Grant leads to discussion of Jewish literature
ASU Libraries will conduct a free monthly discussion of five books of Jewish literature beginning at 7 p.m., Aug. 26, at Hayden Library.
Why Jewish literature?
Because studying Jewish literature is part of studying world literature, says Rachel Leket-Mor, bibliographer for religion, philosophy and Jewish Studies at ASU Libraries – and also because ASU Libraries has received a grant to sponsor the series from Nextbook and the American Library Association.
“Reading is a wonderful way to get acquainted with other cultures, especially minor ones,” Leket-Mor says. “It is my hope that this reading and discussion series, graciously funded by Nextbook and the Jewish Studies Program at ASU, will open the door – and the hearts – to the fascinating multiethnic culture that is growing in Phoenix.”
Nextbook is a New York-based organization founded in 2003 “as a locus for Jewish literature, culture and ideas.” The organization sponsors public lectures, readings and performances in cities around the country, and publishes an online magazine.
The nonprofit organization has created several book-discussion modules under the umbrella theme “Let’s Talk About It: Jewish Literature – Identity and Imagination.”
The module chosen by ASU is “Neighbors: The World Next Door.”
“The delicate, often tortuous relationship between neighboring cultures animates these works of history and fiction, which trace the Jewish experience from Muslim Spain to Bolshevik Russia to contemporary America,” Nextbook says of the module.
The five books are “Journey to the End of the Millennium” by A.B. Yehoshua, which starts the discussion series; “Red Cavalry” by Isaac Babel, Sept. 23; “The Assistant,” by Bernard Malamud, Oct. 28; “Mona in the Promised Land,” by Gish Jen, Nov. 18; and “Neighbors: The Destruction of the Jewish Community in Jedwabne, Poland,” by Jan T. Gross, Dec. 9 (the only nonfiction book on the list).

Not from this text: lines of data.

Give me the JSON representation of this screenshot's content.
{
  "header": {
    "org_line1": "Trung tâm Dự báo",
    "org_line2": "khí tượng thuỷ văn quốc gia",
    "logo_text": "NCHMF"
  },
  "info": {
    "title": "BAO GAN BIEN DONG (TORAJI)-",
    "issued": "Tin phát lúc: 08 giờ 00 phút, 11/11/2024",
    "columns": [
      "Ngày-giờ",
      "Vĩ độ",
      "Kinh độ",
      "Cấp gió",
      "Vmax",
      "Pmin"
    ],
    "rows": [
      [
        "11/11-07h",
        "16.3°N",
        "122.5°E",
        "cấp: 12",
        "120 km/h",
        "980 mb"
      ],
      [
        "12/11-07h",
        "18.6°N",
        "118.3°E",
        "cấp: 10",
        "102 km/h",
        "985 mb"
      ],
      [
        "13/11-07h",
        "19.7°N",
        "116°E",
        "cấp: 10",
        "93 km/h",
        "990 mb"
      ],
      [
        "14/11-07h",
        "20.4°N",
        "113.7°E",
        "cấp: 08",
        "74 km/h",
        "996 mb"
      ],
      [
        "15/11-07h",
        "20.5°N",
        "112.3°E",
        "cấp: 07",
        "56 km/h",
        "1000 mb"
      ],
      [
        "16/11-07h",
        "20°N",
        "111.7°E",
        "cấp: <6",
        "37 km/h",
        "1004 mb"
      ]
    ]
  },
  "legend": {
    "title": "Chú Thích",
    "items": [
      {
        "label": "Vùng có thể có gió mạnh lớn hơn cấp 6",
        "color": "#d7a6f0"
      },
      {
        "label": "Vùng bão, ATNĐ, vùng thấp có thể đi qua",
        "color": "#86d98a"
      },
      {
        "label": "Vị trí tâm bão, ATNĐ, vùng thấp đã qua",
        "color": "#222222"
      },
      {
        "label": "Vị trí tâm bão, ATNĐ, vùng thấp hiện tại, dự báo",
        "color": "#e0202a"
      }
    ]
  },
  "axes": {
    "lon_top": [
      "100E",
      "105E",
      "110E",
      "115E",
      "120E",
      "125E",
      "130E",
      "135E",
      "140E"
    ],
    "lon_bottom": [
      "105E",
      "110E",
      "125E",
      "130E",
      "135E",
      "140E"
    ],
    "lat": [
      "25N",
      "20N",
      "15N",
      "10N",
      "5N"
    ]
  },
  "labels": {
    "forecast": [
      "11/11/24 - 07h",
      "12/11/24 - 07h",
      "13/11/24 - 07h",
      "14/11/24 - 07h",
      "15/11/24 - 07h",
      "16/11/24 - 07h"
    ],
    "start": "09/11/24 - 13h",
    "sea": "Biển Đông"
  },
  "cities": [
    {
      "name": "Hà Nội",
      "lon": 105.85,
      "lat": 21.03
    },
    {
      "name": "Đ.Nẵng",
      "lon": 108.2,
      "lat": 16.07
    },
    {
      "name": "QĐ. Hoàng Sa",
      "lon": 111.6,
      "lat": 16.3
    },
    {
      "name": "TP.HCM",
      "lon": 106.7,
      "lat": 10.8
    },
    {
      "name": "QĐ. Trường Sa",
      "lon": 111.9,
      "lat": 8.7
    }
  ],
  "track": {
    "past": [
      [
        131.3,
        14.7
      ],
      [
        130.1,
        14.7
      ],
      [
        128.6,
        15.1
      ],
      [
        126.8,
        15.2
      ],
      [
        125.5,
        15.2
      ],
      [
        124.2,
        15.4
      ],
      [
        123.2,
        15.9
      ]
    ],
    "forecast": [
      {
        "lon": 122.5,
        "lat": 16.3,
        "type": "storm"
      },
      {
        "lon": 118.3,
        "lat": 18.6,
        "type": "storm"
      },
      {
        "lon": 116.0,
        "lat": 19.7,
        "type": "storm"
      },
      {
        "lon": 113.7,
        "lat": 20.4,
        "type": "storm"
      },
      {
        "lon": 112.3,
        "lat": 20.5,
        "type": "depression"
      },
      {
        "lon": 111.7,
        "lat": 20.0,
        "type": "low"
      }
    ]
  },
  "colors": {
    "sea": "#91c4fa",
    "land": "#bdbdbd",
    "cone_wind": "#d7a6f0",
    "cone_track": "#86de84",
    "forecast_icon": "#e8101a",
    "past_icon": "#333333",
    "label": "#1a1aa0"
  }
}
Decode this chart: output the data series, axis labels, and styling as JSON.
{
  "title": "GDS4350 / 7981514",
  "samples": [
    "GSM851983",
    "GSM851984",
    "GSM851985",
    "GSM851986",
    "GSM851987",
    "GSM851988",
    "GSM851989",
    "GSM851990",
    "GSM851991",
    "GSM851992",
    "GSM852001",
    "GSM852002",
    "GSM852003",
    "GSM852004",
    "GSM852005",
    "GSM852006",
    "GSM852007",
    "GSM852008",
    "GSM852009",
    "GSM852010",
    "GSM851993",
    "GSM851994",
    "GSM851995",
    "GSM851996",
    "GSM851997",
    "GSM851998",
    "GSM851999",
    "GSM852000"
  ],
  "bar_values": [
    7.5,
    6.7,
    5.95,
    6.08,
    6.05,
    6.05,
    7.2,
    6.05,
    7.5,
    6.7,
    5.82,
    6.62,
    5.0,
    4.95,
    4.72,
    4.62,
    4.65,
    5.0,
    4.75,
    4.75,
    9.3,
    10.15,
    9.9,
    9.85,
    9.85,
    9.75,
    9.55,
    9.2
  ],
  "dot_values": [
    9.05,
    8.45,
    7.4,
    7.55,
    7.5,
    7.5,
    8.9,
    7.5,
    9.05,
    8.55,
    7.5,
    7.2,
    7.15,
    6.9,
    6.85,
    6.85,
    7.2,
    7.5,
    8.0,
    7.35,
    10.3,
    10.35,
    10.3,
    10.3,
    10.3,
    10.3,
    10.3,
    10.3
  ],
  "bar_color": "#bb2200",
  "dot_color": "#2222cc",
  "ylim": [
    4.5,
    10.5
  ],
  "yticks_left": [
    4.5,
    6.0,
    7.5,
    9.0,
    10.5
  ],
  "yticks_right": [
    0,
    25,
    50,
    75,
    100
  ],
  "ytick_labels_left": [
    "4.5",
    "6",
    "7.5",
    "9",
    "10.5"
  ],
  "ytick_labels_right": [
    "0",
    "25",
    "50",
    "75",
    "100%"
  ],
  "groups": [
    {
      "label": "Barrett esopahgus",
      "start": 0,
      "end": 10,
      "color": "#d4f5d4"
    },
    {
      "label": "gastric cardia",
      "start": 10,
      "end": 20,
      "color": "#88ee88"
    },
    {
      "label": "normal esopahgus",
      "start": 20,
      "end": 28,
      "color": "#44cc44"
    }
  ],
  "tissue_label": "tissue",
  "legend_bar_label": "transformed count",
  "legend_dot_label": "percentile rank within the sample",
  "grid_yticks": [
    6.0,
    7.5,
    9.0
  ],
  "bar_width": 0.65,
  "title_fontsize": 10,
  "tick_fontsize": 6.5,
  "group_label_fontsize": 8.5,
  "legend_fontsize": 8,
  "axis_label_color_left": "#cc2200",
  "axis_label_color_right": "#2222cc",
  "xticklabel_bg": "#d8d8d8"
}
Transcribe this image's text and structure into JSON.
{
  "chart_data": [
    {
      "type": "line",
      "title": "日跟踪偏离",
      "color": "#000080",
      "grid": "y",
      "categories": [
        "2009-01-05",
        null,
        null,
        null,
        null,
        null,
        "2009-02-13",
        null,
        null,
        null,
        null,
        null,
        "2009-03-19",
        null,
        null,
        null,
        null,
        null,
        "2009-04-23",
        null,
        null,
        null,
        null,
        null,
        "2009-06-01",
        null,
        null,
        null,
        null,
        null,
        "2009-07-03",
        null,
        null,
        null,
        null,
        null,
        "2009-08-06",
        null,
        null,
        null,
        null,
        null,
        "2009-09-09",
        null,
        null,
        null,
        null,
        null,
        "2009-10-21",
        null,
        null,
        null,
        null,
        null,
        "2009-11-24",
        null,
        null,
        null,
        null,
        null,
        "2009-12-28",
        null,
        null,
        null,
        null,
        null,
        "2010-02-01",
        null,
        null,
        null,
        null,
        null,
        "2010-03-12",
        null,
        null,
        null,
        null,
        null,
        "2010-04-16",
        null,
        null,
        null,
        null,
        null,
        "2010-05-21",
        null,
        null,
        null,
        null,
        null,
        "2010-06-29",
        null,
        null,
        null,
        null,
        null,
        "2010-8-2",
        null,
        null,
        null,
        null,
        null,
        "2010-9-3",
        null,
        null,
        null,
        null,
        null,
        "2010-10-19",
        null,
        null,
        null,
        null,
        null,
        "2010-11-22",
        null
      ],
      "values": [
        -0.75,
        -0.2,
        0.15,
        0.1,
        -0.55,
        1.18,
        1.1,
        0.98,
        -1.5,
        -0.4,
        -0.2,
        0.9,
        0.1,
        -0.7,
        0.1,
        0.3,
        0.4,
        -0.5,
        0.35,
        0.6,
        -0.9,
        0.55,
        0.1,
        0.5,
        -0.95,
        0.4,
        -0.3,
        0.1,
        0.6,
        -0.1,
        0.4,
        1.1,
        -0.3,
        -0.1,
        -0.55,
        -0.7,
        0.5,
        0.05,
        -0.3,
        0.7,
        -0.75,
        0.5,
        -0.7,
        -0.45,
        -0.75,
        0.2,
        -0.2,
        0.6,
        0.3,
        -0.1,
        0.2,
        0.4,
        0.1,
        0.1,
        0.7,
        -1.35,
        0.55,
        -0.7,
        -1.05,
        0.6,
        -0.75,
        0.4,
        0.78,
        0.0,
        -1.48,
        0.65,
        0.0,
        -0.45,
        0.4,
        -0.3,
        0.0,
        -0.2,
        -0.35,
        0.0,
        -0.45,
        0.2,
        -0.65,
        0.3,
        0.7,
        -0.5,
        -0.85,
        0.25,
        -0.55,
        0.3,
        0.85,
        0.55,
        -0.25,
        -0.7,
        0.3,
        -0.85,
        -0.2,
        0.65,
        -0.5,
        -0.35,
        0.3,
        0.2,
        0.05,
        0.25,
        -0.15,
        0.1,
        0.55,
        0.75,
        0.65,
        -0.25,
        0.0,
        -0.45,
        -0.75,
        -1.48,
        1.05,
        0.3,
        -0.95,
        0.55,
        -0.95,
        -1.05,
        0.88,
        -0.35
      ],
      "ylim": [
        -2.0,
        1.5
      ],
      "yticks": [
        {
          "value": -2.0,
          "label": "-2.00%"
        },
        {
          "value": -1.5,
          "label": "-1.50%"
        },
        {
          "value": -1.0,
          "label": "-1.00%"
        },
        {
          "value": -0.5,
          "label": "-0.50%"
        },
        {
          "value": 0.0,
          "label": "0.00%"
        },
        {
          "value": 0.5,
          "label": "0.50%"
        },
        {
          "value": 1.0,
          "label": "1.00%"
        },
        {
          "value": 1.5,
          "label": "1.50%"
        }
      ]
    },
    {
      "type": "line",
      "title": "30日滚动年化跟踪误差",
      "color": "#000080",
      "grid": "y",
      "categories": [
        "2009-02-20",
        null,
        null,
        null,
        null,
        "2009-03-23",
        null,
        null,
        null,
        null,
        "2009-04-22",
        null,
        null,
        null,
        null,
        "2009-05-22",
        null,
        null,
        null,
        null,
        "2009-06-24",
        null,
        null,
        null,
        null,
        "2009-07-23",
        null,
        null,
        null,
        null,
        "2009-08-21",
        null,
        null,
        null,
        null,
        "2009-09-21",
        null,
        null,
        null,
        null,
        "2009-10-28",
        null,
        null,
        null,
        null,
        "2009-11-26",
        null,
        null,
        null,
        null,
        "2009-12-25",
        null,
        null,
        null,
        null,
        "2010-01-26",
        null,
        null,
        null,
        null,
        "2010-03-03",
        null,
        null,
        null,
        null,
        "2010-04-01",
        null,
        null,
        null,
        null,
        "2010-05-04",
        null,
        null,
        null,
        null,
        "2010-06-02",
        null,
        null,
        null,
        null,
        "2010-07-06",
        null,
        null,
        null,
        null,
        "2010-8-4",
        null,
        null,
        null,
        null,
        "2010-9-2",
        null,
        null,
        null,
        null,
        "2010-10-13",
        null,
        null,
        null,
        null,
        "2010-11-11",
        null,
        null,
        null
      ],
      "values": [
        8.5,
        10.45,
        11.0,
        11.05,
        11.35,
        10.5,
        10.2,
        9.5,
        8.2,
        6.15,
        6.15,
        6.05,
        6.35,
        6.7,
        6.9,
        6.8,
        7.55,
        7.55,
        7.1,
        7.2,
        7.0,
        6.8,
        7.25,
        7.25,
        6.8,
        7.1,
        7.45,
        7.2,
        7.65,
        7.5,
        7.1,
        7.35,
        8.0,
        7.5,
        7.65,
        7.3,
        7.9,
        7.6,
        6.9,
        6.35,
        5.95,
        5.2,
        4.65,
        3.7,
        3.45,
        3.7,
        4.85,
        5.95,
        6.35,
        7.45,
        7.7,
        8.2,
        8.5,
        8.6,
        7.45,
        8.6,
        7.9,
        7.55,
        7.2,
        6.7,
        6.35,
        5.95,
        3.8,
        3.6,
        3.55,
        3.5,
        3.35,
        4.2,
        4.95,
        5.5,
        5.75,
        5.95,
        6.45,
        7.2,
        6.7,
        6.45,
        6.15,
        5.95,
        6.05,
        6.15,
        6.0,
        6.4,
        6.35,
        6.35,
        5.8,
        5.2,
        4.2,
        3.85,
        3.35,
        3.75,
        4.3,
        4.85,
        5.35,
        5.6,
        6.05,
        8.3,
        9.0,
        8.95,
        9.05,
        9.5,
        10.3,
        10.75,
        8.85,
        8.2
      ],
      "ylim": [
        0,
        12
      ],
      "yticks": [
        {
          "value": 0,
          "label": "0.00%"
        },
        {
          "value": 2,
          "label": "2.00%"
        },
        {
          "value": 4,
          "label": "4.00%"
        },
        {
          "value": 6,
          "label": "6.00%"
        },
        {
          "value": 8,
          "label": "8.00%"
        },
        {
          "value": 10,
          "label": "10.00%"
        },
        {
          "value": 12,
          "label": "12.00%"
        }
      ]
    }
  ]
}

The first book, “Journey to the End of the Millennium,” traces a voyage through Europe Jewish merchant, encounters difficulties with his two business partners: his cousin Raphael Abulafia and the Muslim Abu Lufti.
The widowed Abulafia has taken a new European wife, whose disapproval of Attar’s polygamy leads to the dissolution of the partnership and eventually to juridical proceedings that foreshadow the major schism of the next Jewish millennium.
Joe Lockard, an associate professor of English at ASU, will lead the discussions each month. Lockard, whose newest book is “Watching Slavery: Witness Texts and Travel Reports,” says he thinks it is important to discuss these books because “they deal with minority identities and minority-majority relations in diverse societies.”
He adds: “They cover a wide range of historical settings, from the violent revolutionary Bolshevik Russia of Isaac Babel’s short stories, to Polish-Jewish relations during the Second World War, to Gish Jen’s contemporary novel of a new Chinese-Jewishness in New York suburbs.
“As a group of readings, they constitute a powerful exploration of how literature can promote the human understanding and respect that underwrites a good civil society. Just as African-American or Native American literatures, among others, are not only for African-Americans or indigenous peoples, Jewish literature is not only for Jewish readers.
“Ethnic literatures produce some of the most compelling reading available on library and bookstore shelves today, so I hope series participants will continue on reading Jewish and other vibrant ethnic literary traditions.”
The series is supported by the Jewish Studies Program at ASU, Hillel at ASU, the Newman Center at ASU, the ASU Department of English and the Bureau of Jewish Education of Greater Phoenix.